The reviewed literature reported that the pattern of involvement of various organ systems in sarcoidosis depends on a triad of age, sex, and race [4,14]. For instance, hypercalcemia is more common in men older than 40 years, while ocular involvement is more commonly seen in women. Furthermore, hepatic and osseous involvement are more frequent in African Americans [14]; therefore, our patient’s demographic is not much in keeping with the literature, as we describe an extensive osseous and hepatic lesion without symptomatic pulmonary disease in an elderly White patient.

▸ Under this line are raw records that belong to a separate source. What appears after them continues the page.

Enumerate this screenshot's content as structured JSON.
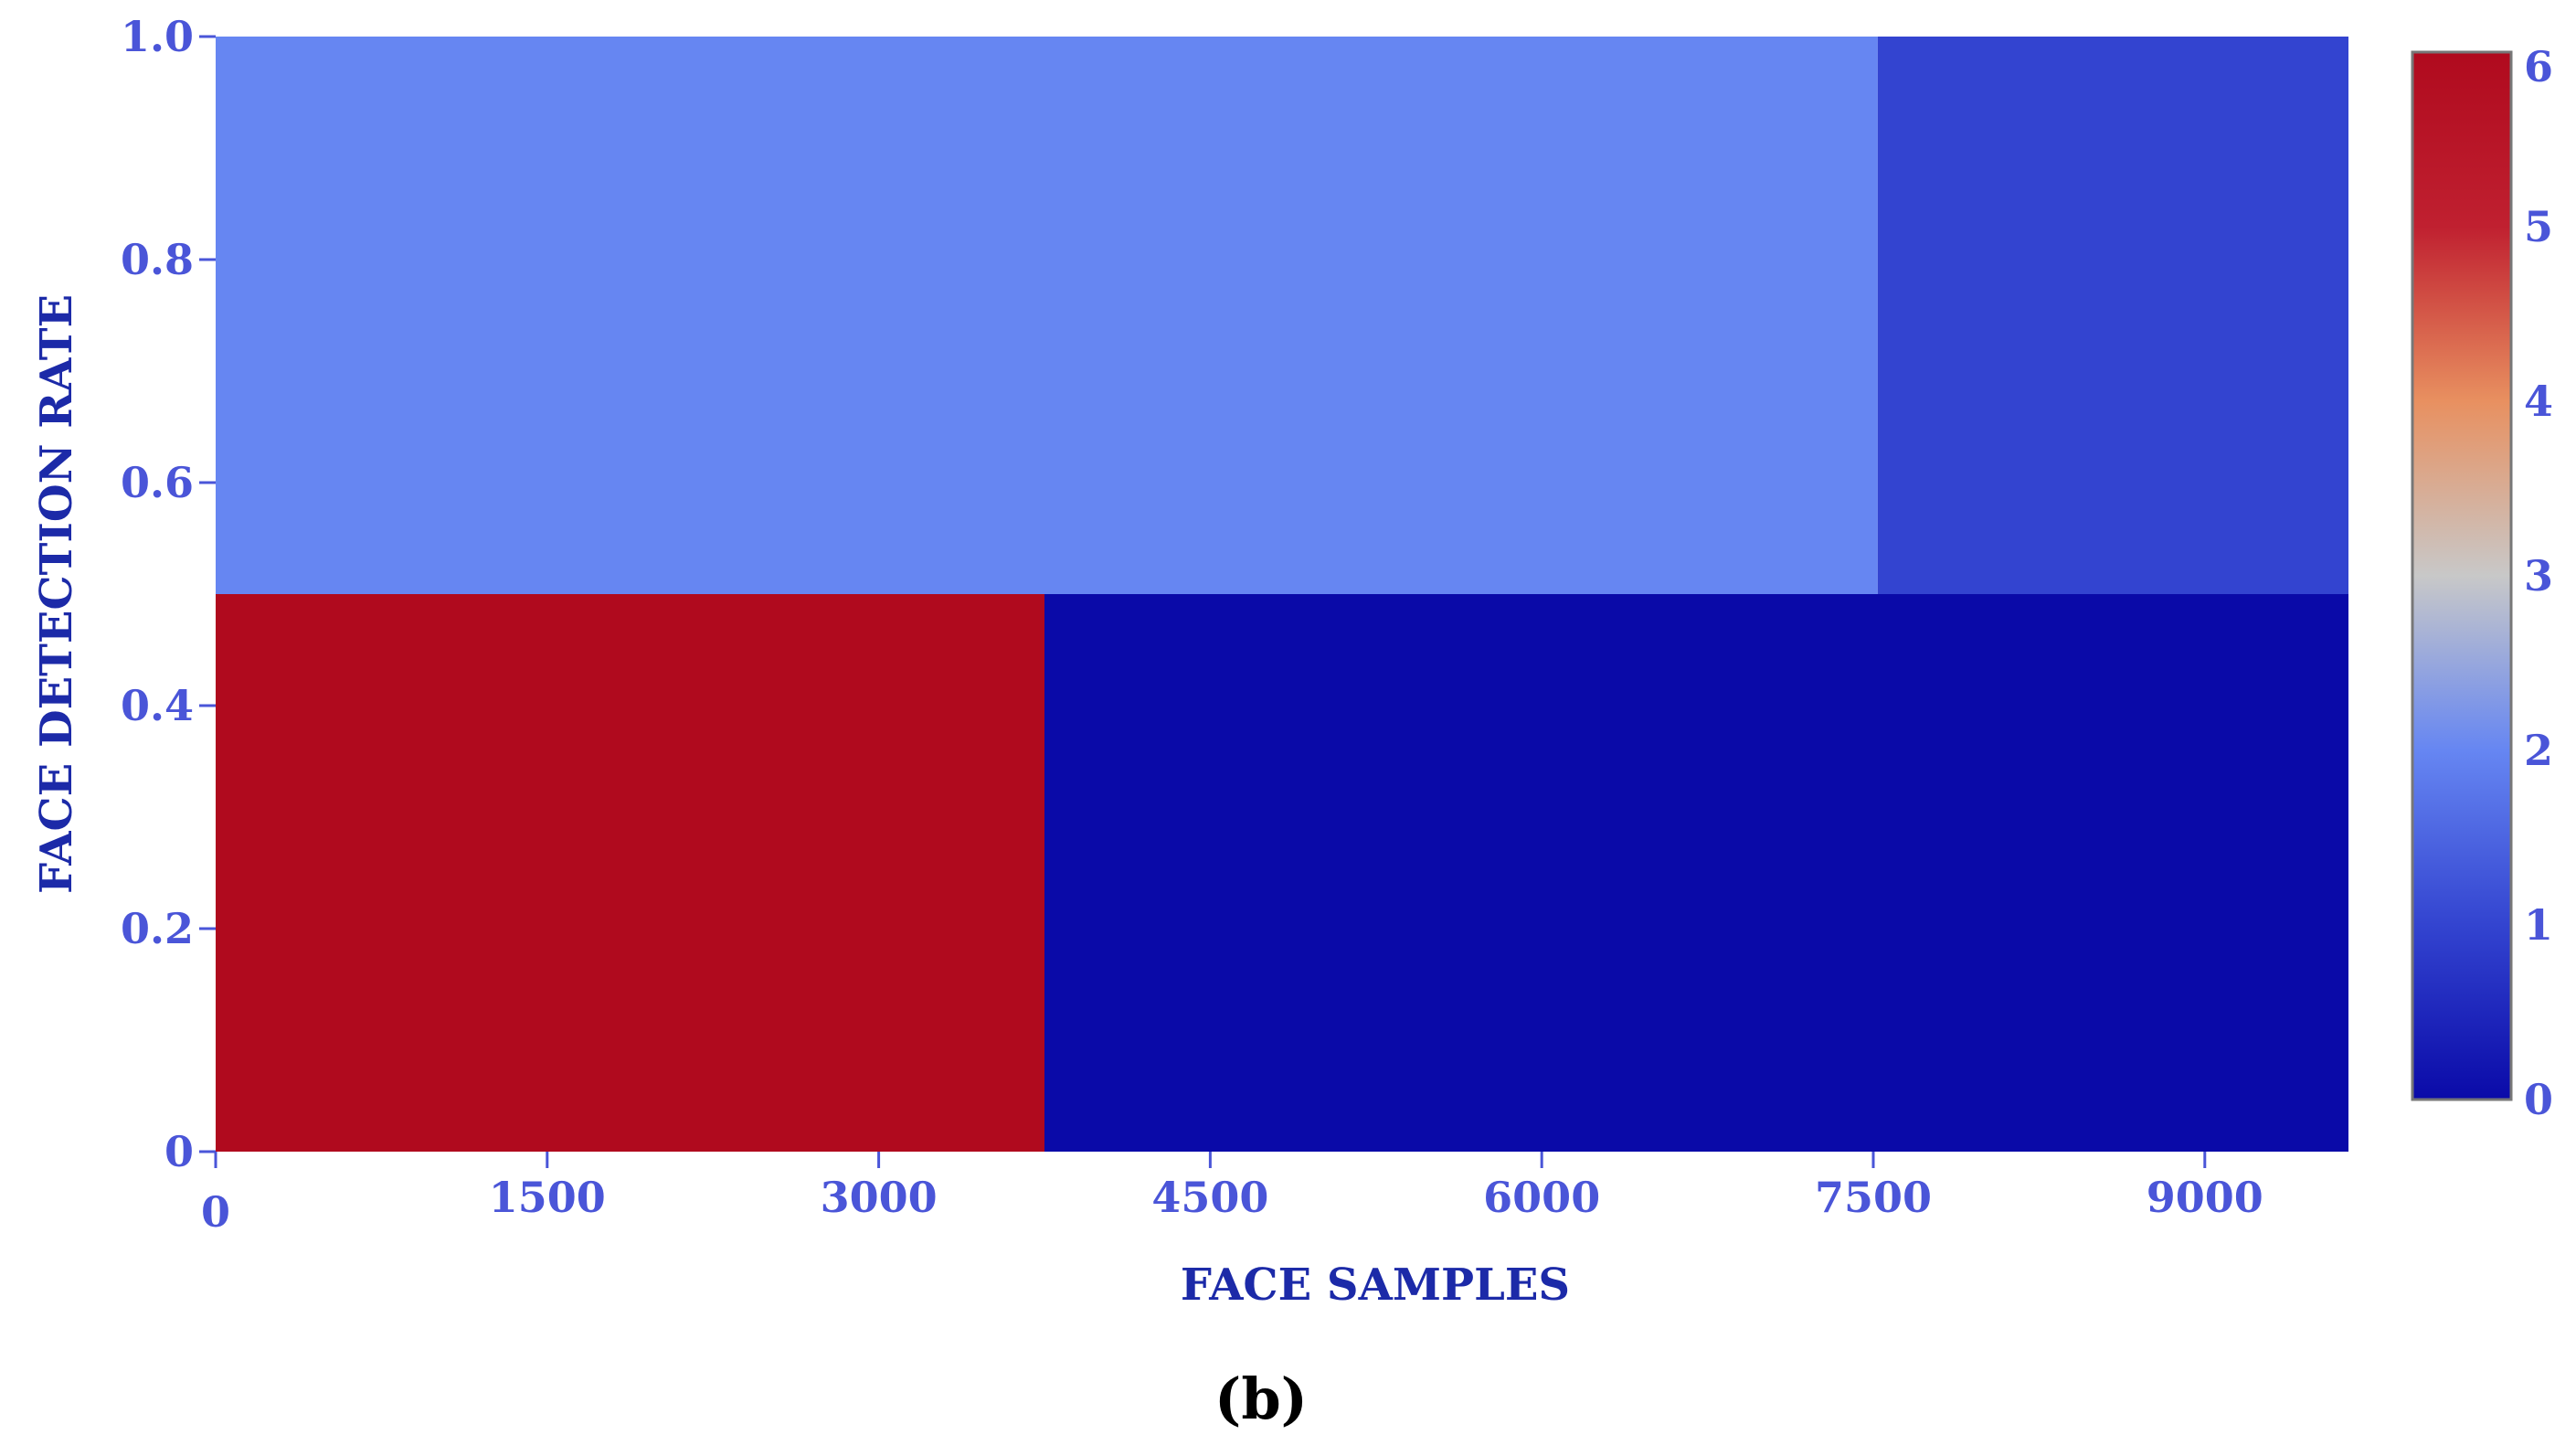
{
  "chart_data": {
    "type": "heatmap",
    "caption": "(b)",
    "xlabel": "FACE SAMPLES",
    "ylabel": "FACE DETECTION RATE",
    "xlim": [
      0,
      9650
    ],
    "ylim": [
      0,
      1.0
    ],
    "x_ticks": [
      "0",
      "1500",
      "3000",
      "4500",
      "6000",
      "7500",
      "9000"
    ],
    "x_tick_values": [
      0,
      1500,
      3000,
      4500,
      6000,
      7500,
      9000
    ],
    "y_ticks": [
      "0",
      "0.2",
      "0.4",
      "0.6",
      "0.8",
      "1.0"
    ],
    "y_tick_values": [
      0,
      0.2,
      0.4,
      0.6,
      0.8,
      1.0
    ],
    "cells": [
      {
        "x0": 0,
        "x1": 3750,
        "y0": 0,
        "y1": 0.5,
        "value": 6
      },
      {
        "x0": 3750,
        "x1": 9650,
        "y0": 0,
        "y1": 0.5,
        "value": 0
      },
      {
        "x0": 0,
        "x1": 7520,
        "y0": 0.5,
        "y1": 1.0,
        "value": 2
      },
      {
        "x0": 7520,
        "x1": 9650,
        "y0": 0.5,
        "y1": 1.0,
        "value": 1
      }
    ],
    "colorbar": {
      "min": 0,
      "max": 6,
      "ticks": [
        "0",
        "1",
        "2",
        "3",
        "4",
        "5",
        "6"
      ],
      "tick_values": [
        0,
        1,
        2,
        3,
        4,
        5,
        6
      ],
      "colorscale": [
        "#0a0aa8",
        "#3344d0",
        "#6686f2",
        "#c8c8c8",
        "#e89060",
        "#c02030",
        "#b00a1e"
      ]
    },
    "grid": false
  }
}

There is no consensus presently for the management of vertebral sarcoidosis owing to the rarity of the disease [15,16]. Medical treatment is reserved for symptomatic patients with pain and bone destruction [4,5,16]. Systemic corticosteroids remain the main modality of treatment of osseous sarcoidosis [15]. The benefits of steroids in bony disease include improvement of skeletal pain and reduction of soft tissue swelling, but they do not completely reverse bony abnormalities [5]. Furthermore, long-term treatment for resistant osseus disease includes methotrexate, hydroxychloroquine, and anti-tumor necrosis factor therapy [15]. Interestingly, a spontaneous resolution of vertebral sarcoidosis was described in the 2 cases that documented a radiological resolution of the previously reported vertebral lesions without medical intervention [16,17].

Conclusions

Sarcoidosis is a chronic granulomatous inflammatory disease that can affect almost any organ system. It predominantly affects the lungs, skin, and lymph nodes, and the subclinical involvement of other organ systems is not uncommon. Nevertheless, the presentation with a clinically apparent multisystem disease with disseminated vertebral and visceral lesions, as reported in our patient, is rare. Clinical and radiological features of vertebral sarcoidosis can be almost indistinguishable from metastatic bone diseases and multiple myeloma. The possibility of widespread extrapulmonary sarcoidosis should be considered in any patient with a remote history of clinically silent sarcoidosis who experiences simultaneous onset of unexplained multisystem-related symptoms.